It’s Chinese New Year and since I got to go on holiday for it last year, it’s my turn to sit it out here in the Solomon Islands. Not that I particularly mind, since to be honest, I’m not particularly fond of it as a festival. Oh, I don’t begrudge it as an annual family gathering, that aspect of it is universal enough that there’s an equivalent of it in every human culture. The Chinese New Year however has another prominent characteristic to it that’s of special annoyance to me, and that’s the whole “may you make a fortune this year” thing.
As a out-and-out capitalist, I have no objections to people making money. In fact, I regard making a profit as creating value for society as a whole, and respect the entrepreneurial courage and tenacity that all businesspeople must possess in order to succeed. What I’m uncomfortable with is the idea of unearned wealth, that fortunes come and go as if on a fickle and random wind without regard to hard work, strategic vision or talent. Yet the traditional Chinese New Year wishes of fortune and prosperity imply just this view of how wealth is obtained and this explains in no small part why the festival itself is so strongly associated with gambling activities from card playing to buying lottery tickets to visiting the casino at Genting Highlands. The merry faced God of Fortune is the most emblematic example of this. I can understand a God of Hard Work, or Intelligence, or Skill, or even Good Health, but Fortune?
Of course, not everyone is so crass as to wish people with the utterly materialistic “Gong Xi Fa Chai” greeting. The first time I spent Chinese New Year with my wife’s parents, I noted that they preferred to greet people by saying, “May all your endeavors this year go according to your will,” and “May you enjoy good health” and so forth. I can only hope that others can learn to be more enlightened and use a similar blessing that makes more sense than wishing for someone to have money miraculously and inexplicably fall on their heads.
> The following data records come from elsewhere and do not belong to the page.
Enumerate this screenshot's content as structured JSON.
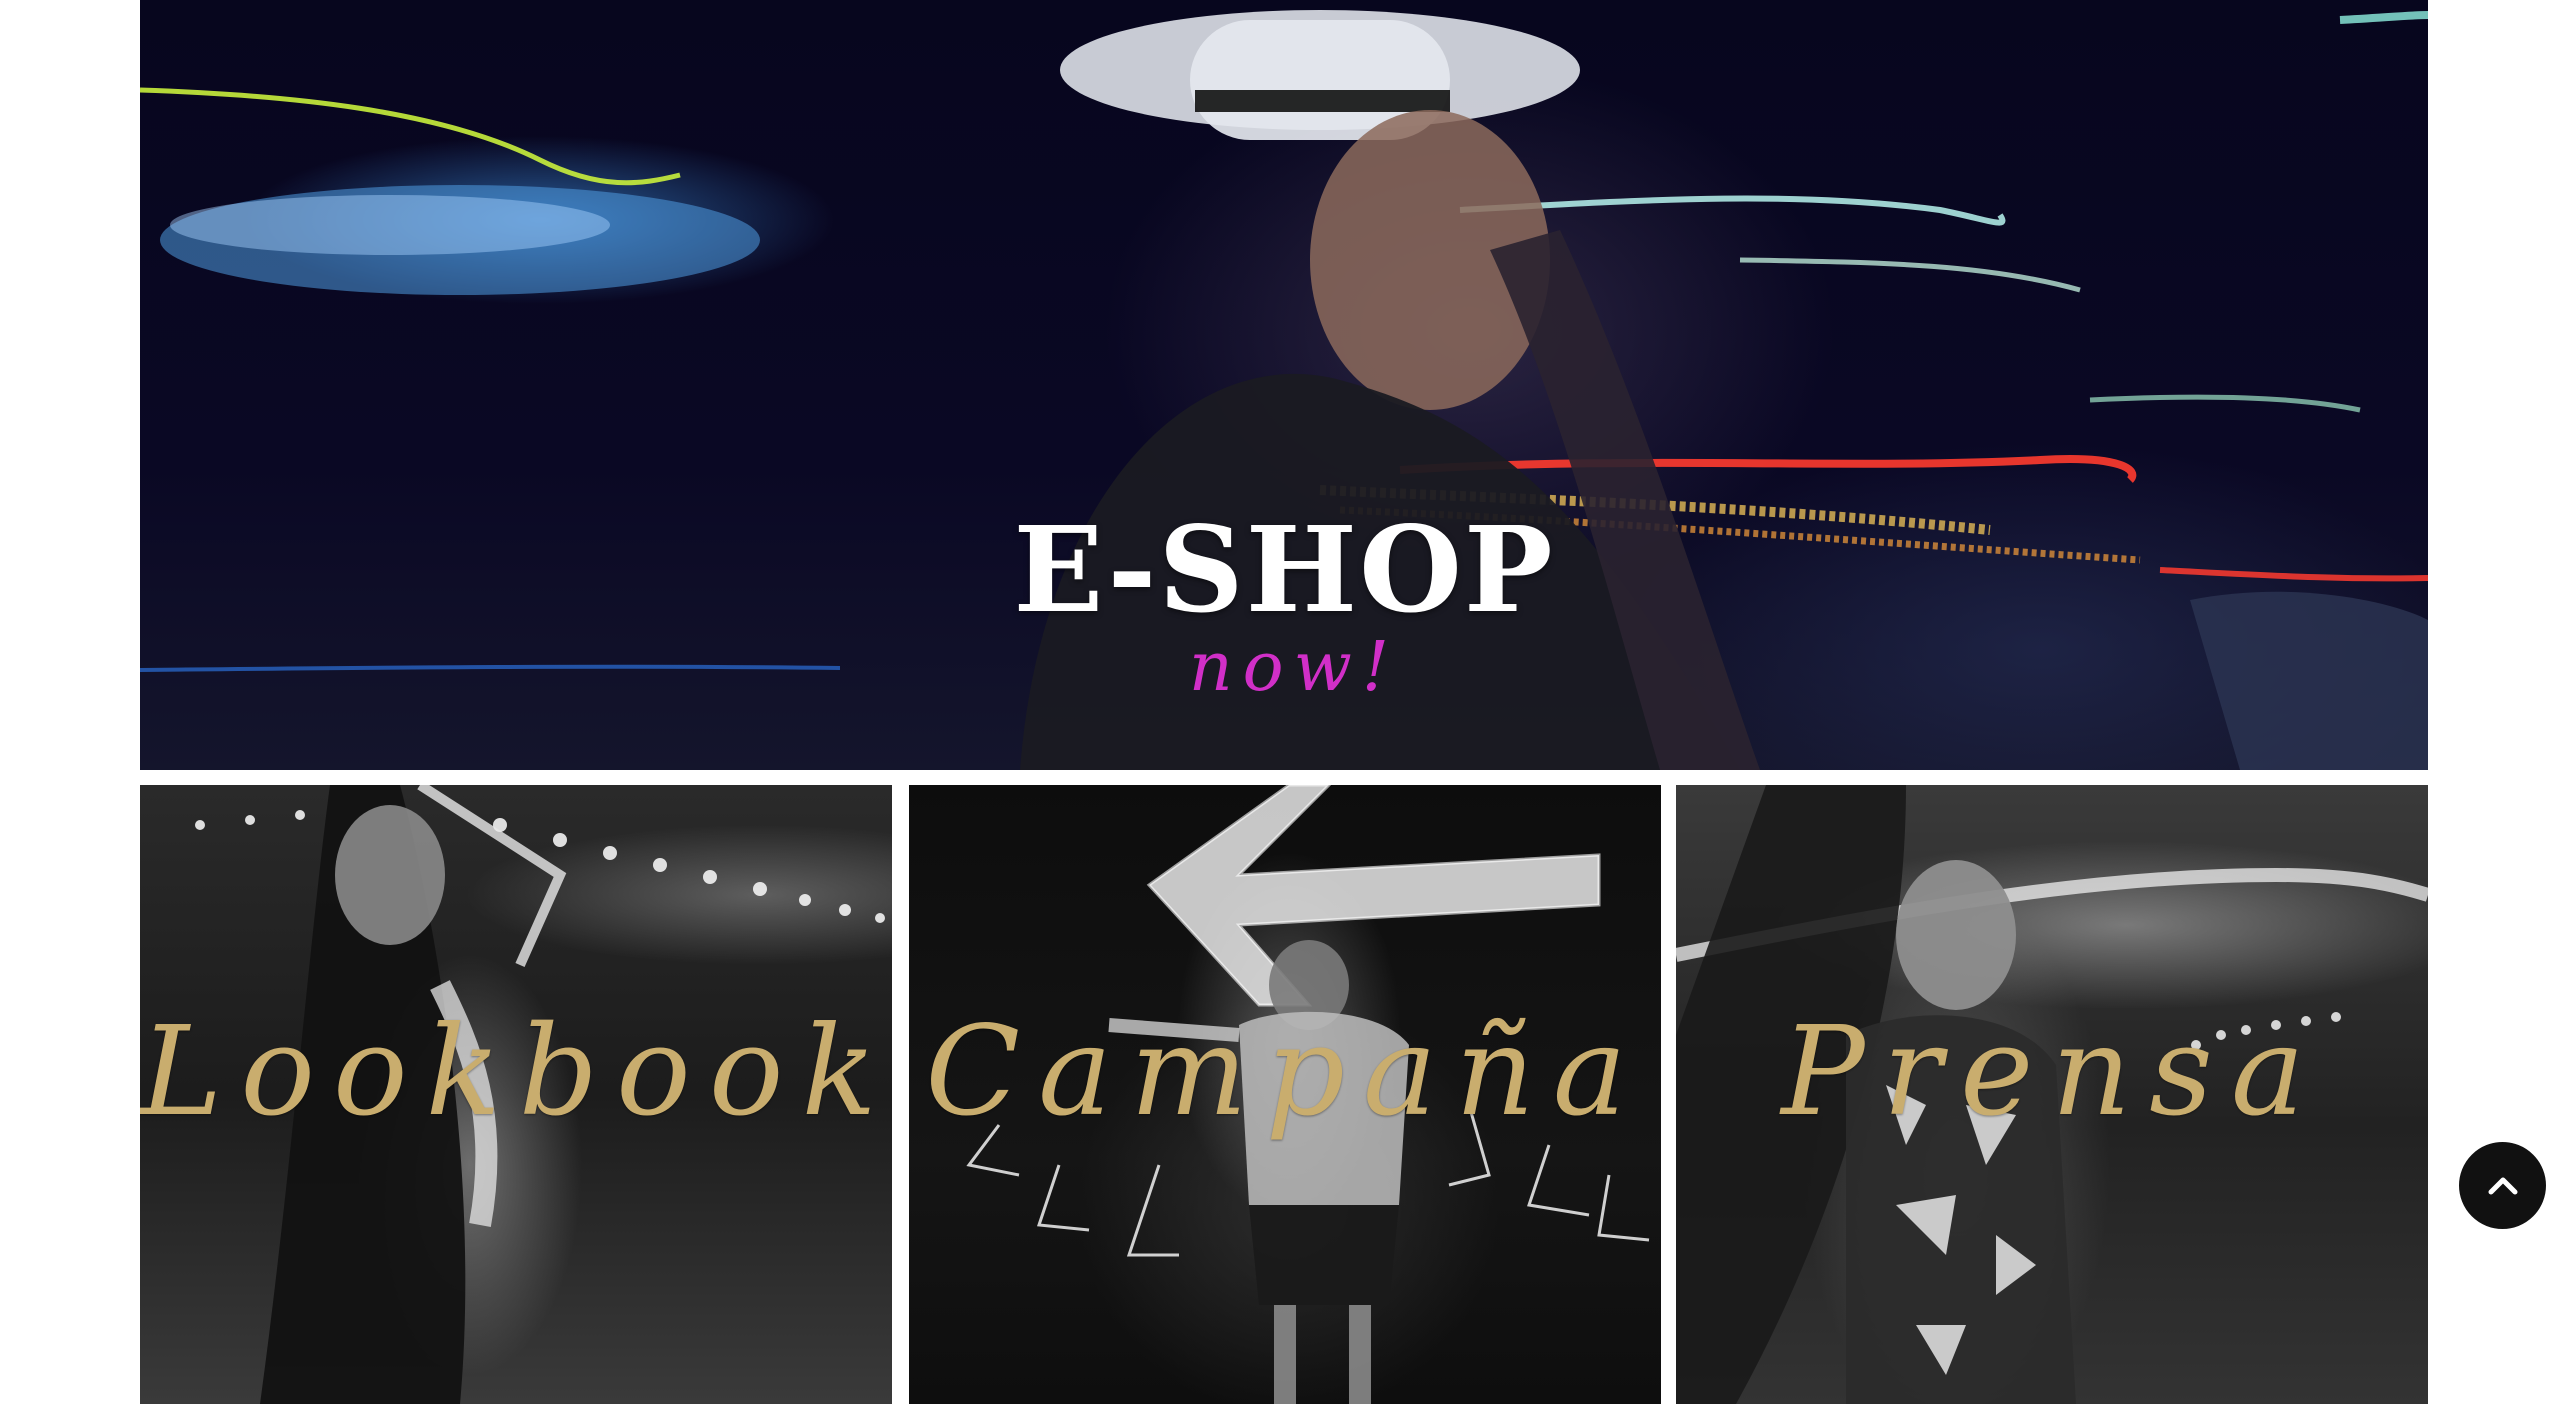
{
  "hero": {
    "title": "E-SHOP",
    "subtitle": "now!",
    "subtitle_color": "#d12fc8",
    "background_color": "#05041a"
  },
  "tiles": [
    {
      "label": "Lookbook"
    },
    {
      "label": "Campaña"
    },
    {
      "label": "Prensa"
    }
  ],
  "label_color": "#c9ad6e",
  "scroll_top": {
    "icon": "chevron-up-icon",
    "background_color": "#111111"
  }
}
This isn’t the end of my complaints about the festival either because there’s something about it that brings out the worst in celebrating Chinese. I suppose I’m in the minority on this but I find utterly bewildering the concept that the most enjoyable dinners are the most raucous ones in which it is practically impossible to actually hold a real conversation across the dinner table due to the noise from endless toasts and inevitable karaoke droning. How about a bit of real wit and culture please? What I find really annoying however is when Chinese force others to drink toasts. I generally do not drink alcohol at all, and I feel that being pressured to drink for social reasons is extremely disrespectful to me as an individual and highly offensive to me personally. And unlike most Chinese, I don’t hesitate to make my views known either. I suppose that explains why I don’t get invited to many parties.